Perhaps more significantly, the SCF surveys different people every three years, so be wary of the trendlines that are drawn from its findings – such as increases or decreases in retirement savings. Those who do are comparing apples and oranges – more precisely the savings of one group of individuals to a completely different group of people… three years later.
The survey sample size and composition matter.
Especially when people position their findings as representative of a particular group, you want to make sure that that group is, in fact, adequately represented. Perhaps needless to say, the smaller the sampling size – or the larger the statistical error – the less reliable the results.
Case in point: Several months ago, I stumbled across a
survey that purported to capture a big shift in advisors’ response to the Labor Department’s fiduciary regulation. Except that between the two points in time when they assessed the shift in sentiment, they wound up talking to two completely different types of advisors.
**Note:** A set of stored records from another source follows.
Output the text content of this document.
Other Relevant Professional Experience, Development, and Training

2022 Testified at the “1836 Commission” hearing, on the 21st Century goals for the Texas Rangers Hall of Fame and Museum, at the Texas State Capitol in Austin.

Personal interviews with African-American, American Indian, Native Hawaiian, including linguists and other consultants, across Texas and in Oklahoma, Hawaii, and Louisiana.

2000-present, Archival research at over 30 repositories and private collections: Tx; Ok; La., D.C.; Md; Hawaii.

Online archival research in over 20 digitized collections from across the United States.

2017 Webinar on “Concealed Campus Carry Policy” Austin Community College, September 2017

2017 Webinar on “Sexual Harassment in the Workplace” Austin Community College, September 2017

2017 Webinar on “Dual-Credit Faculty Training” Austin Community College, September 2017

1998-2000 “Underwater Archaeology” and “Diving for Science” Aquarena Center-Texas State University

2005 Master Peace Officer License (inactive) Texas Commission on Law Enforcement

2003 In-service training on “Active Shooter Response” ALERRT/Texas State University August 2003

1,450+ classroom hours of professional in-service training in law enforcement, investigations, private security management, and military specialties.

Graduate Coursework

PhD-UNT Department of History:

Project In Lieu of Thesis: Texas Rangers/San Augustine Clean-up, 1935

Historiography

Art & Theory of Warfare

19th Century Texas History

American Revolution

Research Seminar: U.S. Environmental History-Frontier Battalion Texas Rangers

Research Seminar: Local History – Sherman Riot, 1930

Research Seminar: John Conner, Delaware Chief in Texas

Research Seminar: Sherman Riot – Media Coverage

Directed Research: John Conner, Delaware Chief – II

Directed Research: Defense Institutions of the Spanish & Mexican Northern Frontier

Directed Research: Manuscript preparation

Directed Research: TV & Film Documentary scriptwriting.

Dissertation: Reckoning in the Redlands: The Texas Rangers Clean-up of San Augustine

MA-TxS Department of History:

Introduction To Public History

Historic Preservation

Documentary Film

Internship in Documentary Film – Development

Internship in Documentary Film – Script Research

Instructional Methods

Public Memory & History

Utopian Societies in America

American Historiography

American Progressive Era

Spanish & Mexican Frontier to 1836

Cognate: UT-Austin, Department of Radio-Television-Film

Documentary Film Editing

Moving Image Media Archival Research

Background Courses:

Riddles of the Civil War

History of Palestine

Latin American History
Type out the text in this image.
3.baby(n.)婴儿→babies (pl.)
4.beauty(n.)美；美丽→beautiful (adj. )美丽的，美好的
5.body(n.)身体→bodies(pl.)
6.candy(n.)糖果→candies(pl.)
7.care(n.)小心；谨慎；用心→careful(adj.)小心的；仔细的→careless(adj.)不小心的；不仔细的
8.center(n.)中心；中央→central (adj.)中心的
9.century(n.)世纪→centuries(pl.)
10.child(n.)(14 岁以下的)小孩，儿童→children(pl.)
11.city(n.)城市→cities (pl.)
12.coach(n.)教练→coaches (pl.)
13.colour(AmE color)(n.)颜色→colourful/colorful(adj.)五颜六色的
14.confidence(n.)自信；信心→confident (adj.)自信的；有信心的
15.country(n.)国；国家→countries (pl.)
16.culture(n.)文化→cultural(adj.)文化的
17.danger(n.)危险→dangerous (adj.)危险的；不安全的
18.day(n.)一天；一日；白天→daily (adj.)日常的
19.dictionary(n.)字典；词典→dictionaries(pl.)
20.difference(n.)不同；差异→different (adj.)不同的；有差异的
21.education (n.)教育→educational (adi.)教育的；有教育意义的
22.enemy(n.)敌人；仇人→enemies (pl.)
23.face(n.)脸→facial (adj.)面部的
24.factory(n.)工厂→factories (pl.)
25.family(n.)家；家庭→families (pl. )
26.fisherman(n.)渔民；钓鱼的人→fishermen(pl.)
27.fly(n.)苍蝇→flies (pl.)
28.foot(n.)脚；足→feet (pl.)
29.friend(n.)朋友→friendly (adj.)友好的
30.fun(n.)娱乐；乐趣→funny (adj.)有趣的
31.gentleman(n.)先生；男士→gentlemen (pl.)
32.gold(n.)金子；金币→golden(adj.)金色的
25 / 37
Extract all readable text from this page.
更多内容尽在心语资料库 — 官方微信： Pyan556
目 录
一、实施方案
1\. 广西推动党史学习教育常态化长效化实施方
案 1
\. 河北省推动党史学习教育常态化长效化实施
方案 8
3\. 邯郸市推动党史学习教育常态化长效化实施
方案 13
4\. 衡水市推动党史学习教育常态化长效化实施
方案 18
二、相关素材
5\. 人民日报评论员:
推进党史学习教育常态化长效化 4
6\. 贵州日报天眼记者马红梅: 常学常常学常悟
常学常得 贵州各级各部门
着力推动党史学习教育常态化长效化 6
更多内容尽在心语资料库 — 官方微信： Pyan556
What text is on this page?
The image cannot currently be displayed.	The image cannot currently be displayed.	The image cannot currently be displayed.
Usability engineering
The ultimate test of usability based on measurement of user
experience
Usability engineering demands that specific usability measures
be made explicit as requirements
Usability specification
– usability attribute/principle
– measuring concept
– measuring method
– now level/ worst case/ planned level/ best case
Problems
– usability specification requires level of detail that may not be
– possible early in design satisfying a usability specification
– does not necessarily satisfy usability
So, while the surveying firm – and the instrument – were ostensibly the same, the conclusions drawn as a shift in sentiment could have been nothing more than a difference in perspective between two completely different groups of people.
Consider the source.
Human beings have certain biases – and so do the organizations that conduct and pay to surveys and studies conducted. Not that sponsored research can’t provide valuable insights. But approach with caution the conclusions drawn by those that tell you that everybody wants to buy the type of product offered by the firm(s) that have underwritten the survey.
When you ask may matter as much as what you ask.
Objective surveys can be complicated instruments to create, and identifying and garnering responses from the “right” audiences can be an even more challenging undertaking. That said, people’s perspectives on certain issues are often influenced by events around them – and a question asked in January can generate an entirely different response even a month later, much less a year after the fact.
For example, a 2015 survey of plan sponsor sentiment on a topic like 401(k) fee litigation is unlikely to produce identical results to one conducted in the past 30 days, nor would an advisor survey about the fiduciary regulation prior to the publication of the final rule as to its impact. Down in those footnotes about sample size/composition, you’ll likely find an indication as to when the survey was conducted. There’s nothing wrong with recycling survey results, properly disclosed. But things do change, and you need to be careful about any conclusions drawn from old data.
Not to mention the conclusions you might be otherwise inclined to draw from conclusions about old data.